Явился товарищ Соломон. Это был человек лет шестидесяти, высокий и такой толстый, что самый жирный бык из числа тех, которых ежегодно приводят на конкурс для карнавала, показался бы тощим в сравнении с ним. Сын одного из старых испанских лавочников-пульперо в Буэнос-Айресе, он и его брат Хеннаро унаследовали от своего отца пульперию. А так же скромное имя Гонсалеса.

Хеннаро, старший из двух братьев, возглавил семейное дело. Но предание ничего не говорит о том, почему мальчишки этого квартала прозвали его Соломоном. Несомненно лишь то, что это прозвище приводило в ярость почтенного Хеннаро, который сыпал в гневе кулачные и палочные удары на тех, кто под предлогом покупки вина или чего другого оскорбляли его этим известным библейским именем.

Этот Хеннаро, будучи пульперо, являлся в то же время капитаном народной милиции, к несчастью, его расстреляли еще в 1823 году, во время военного бунта. Стала вдовой его жена, донья Мария Ризо, и сиротой — его дочь Квинтина.

После смерти Хеннаро, его младший брат Хулио Гонсалес стал владельцем пульперии и в силу народной психологии, потому, что имя Соломон ему казалось звучнее, чем Гонсалес, он стал называть себя: Хулио Гонсалес Соломон.

И с той поры имя, вызывавшее гнев старшего брата, отца Квинтины, стало неразрывно с именем данным при крещении младшему брату, который, казалось, уже с законной гордостью носил его.

И вот дон Хулио стал расти в объеме так же быстро, как росли его имена, а в чинах — так же быстро, как в объеме.
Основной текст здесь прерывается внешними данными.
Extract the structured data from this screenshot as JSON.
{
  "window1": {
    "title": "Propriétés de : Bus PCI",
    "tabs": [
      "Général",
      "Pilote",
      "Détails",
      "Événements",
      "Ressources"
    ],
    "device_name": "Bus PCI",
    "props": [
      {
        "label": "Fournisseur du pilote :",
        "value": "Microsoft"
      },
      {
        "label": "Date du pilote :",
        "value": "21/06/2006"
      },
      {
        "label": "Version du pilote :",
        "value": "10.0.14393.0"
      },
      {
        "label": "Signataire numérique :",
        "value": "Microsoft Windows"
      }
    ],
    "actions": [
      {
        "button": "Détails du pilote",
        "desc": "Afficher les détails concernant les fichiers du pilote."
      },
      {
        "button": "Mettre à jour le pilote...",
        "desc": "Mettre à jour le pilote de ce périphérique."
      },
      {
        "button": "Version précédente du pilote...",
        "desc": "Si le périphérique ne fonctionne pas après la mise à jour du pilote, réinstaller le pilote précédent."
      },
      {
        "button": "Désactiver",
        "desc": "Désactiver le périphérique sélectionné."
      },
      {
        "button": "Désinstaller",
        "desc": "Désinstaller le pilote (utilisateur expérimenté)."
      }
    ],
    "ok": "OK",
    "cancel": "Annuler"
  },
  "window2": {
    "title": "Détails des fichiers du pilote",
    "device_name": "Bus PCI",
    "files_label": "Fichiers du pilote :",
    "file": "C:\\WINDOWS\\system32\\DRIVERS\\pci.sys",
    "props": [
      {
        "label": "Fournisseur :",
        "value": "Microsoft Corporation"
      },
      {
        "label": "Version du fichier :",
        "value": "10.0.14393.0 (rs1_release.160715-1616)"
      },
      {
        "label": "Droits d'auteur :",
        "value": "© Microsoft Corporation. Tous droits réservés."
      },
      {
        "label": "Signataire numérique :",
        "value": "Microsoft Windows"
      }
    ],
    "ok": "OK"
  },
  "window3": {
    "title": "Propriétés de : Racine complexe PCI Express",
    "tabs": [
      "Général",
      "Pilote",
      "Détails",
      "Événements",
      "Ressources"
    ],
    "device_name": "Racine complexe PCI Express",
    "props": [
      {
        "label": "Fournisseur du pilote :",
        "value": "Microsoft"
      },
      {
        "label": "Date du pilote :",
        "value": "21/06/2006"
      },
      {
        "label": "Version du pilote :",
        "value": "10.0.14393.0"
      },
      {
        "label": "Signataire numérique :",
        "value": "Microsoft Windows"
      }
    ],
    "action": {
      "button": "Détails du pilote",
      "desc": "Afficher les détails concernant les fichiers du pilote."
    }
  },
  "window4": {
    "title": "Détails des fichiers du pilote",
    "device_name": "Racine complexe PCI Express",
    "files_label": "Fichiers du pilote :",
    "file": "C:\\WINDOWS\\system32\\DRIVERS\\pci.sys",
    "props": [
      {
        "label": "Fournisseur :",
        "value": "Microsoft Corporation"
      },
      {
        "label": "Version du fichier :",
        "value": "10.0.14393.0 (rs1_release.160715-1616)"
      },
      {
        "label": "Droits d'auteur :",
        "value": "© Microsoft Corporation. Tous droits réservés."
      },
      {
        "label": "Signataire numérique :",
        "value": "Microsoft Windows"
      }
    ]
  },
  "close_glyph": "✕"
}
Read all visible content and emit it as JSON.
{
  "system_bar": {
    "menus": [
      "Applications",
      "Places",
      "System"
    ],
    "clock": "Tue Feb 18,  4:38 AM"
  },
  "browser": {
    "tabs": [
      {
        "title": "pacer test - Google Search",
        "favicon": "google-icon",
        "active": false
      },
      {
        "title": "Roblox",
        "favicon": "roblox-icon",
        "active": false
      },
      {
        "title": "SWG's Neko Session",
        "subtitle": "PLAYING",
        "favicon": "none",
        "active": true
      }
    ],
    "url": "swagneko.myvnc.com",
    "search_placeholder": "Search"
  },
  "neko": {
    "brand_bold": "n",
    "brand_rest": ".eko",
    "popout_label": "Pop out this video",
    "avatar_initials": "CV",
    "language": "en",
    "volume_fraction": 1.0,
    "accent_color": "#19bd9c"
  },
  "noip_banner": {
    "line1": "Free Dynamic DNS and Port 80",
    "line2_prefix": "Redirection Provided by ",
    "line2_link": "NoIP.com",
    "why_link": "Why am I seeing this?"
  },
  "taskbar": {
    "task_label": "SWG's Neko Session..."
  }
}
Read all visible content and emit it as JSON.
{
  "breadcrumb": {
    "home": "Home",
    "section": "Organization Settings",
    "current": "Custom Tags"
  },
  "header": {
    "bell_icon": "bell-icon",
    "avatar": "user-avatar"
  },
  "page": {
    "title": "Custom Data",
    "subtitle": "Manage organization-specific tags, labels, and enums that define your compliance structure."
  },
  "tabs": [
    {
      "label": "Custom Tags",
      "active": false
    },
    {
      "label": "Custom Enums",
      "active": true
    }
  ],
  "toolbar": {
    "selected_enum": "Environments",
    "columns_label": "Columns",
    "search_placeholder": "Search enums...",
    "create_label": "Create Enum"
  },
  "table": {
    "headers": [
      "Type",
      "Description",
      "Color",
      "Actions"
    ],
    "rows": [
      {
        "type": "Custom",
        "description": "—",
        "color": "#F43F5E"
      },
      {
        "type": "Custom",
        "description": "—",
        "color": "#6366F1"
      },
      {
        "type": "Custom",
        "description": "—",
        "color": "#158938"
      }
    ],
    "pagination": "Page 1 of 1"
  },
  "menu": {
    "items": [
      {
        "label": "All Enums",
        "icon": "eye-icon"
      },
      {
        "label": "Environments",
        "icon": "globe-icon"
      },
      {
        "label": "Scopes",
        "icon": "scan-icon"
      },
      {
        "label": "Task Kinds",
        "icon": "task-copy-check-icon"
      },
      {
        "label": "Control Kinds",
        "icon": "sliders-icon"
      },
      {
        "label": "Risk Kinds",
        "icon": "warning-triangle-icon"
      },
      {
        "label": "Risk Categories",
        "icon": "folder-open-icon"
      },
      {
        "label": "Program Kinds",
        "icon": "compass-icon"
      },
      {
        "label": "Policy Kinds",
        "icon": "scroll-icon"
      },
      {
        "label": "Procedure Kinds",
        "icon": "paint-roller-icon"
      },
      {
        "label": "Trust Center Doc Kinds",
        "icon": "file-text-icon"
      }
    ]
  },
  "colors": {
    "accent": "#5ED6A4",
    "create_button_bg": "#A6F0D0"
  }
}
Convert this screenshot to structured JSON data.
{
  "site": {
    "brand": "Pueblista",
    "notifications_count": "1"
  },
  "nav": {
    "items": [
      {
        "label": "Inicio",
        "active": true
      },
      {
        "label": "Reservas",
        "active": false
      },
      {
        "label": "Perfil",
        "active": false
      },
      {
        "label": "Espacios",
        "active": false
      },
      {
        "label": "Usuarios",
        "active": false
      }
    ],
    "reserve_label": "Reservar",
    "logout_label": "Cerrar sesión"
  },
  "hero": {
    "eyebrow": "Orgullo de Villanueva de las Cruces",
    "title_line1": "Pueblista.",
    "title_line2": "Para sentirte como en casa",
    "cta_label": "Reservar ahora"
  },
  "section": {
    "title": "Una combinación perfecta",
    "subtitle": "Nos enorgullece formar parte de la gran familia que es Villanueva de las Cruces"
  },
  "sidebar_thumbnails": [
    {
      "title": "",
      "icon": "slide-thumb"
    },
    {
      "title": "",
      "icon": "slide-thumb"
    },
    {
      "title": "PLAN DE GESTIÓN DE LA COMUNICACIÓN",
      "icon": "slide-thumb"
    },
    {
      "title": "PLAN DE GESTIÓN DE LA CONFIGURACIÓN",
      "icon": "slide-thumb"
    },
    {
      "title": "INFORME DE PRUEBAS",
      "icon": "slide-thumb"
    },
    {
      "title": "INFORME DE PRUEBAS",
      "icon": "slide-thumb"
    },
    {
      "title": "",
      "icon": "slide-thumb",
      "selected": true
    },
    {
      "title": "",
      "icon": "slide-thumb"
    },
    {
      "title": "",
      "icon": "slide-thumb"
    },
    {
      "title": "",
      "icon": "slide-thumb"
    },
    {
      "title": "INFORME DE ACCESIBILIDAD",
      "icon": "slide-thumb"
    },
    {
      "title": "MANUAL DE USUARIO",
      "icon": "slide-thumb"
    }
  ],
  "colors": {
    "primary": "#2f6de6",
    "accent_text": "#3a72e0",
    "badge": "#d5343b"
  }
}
Он преуспевал в милиции, да и в торговом деле, но ни то, ни другое занятие не мешало ему по обыкновению отдохнуть часок на пороге своего дома.

Ураган, который подхватил низы аргентинского населения при захвате власти Рохасом, был слишком силен, чтобы не поднять со дна всю пену. Поднял он и эту тушу мяса из грязи. И вот с порога своего дома почтенный дон Хулио представлял себя возведенным в звание полковника милиции, а затем — и в президенты Народного общества Ресторадора, члены которого избрали в качестве символа колос маиса, в подражание одному древнему испанскому обществу, которое выбрало тот же символ и имело почти те же цели.

Теперь этот почтенный человек был начальником районного отдела НКВД и был одет по всей форме. На нем была черная шляпа с широкой красной лентой, синие камзол с красными вставками впереди как у красноармейца, под ним красный жилет и огромный кинжал у пояса, которым масорковцы должны были искоренять крамолу. В данный момент форменная рукоятка скрывалась под правой полой. Напомню, что подобные кинжалы отечество дало всем своим детям для защиты святого дела федерации. И чтобы те сумели обагрить свои клинки кровью гнусных унитариев.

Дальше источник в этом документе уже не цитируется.